The 1918 Spanish Flu pandemic had a mortality rate of 2.5%, profound virulence, and demonstrated a morbidity pattern that affected 20-40 year olds most severely. From early reports the swine flu cases have a 10% mortality rate and a morbidity pattern that favors 20-40 year olds, what is not yet known is the virulence. In other words, what we are seeing as of right now is that the swine flu is statistically far more deadly than the Spanish Flu and affects the same age demographic, what we don’t know is how the statistics skew downward as more cases are reported and more importantly, how fast the virus can spread and infect.
All of this brings me to the observation about how we intuitively deal with risk at a personal level. I was talking about this with my wife last night and what we focused on was that the government seems really behind the curve on this with almost 10 days elapsing from the initial reports from Mexico and Canada before the U.S. government kicked into action and then wildly conflicting reports about what Homeland Security is and is not doing, and now even the Vice President says he would give his own family precautionary advice far more severe than what the government is telling the rest of us to do. While we seem to have a good system in place for dealing with a pandemic, the lurching actions toward aggressive steps to contain this are troubling along with the fact that CDC and DHS seem to have been caught off guard by it.

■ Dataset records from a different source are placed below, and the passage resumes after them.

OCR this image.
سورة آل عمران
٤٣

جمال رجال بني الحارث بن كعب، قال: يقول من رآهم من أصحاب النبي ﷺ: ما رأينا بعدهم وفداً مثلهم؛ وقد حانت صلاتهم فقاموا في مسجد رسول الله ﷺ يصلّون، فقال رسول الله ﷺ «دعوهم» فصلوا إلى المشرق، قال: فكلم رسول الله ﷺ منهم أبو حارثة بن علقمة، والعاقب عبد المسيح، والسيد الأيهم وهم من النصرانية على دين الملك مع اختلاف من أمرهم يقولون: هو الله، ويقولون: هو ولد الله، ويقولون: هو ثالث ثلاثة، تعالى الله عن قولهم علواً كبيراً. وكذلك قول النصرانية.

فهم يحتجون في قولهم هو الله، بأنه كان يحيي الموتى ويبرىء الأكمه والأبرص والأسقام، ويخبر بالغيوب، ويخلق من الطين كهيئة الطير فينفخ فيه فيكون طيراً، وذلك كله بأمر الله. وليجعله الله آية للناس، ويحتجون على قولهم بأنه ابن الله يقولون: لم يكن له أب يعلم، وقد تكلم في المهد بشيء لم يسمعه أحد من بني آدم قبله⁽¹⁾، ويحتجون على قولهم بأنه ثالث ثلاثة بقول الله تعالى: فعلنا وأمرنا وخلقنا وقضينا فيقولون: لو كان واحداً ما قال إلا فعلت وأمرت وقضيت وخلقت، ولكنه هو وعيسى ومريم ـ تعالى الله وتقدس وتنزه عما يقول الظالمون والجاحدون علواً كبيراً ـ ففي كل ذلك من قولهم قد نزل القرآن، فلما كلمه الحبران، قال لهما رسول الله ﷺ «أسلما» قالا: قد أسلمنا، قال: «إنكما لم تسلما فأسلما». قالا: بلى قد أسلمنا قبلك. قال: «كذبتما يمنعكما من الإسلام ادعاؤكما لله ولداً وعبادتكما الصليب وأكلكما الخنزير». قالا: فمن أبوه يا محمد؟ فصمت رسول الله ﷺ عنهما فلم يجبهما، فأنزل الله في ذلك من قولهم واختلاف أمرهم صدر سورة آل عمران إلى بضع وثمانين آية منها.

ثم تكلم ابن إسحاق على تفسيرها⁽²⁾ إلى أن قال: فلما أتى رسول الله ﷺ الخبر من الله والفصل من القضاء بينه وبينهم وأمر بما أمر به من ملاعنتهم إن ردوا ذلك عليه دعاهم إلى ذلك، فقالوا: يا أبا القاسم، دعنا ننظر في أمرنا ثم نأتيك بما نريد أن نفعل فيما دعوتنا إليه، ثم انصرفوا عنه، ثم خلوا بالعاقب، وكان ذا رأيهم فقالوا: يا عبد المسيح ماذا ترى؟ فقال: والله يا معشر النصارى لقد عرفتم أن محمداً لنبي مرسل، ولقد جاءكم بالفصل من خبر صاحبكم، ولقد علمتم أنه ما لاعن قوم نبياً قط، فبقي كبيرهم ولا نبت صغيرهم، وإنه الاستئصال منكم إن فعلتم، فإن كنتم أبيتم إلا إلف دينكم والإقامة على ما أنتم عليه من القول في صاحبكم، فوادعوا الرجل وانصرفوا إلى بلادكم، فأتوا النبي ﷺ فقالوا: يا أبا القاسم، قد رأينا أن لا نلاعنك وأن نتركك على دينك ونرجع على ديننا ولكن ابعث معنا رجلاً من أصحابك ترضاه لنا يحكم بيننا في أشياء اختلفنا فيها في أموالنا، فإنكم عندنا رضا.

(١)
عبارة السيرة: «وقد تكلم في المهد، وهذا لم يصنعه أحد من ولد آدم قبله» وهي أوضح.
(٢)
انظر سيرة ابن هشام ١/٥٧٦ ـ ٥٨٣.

When it comes to your family and yourself the statistics tend to be meaningless. I think we can all intellectualize the notion that the risks are miniscule but we also understand that if the statistic is you or your family it’s not 1 in a million but rather 100%. This is where statistical models collide with personal real world experience.
Not surprisingly there is a run on face masks and hand sanitizer, it’s human nature to want to take control of your own situation with proactive measures, even if they are ultimately moot because of efficacy or low risk rates. As much as it pains me to do this, I actually agree with VP Biden because it’s premature for any government to project the actual risk with this virus. This flu pandemic may blow over and be a footnote in the annals of infectious diseases but then again it may not… the 1918 Spanish Flu pandemic played out over 2 years and the more recent SARS epidemic proved to be very deadly, killing 20% of the people infected with it.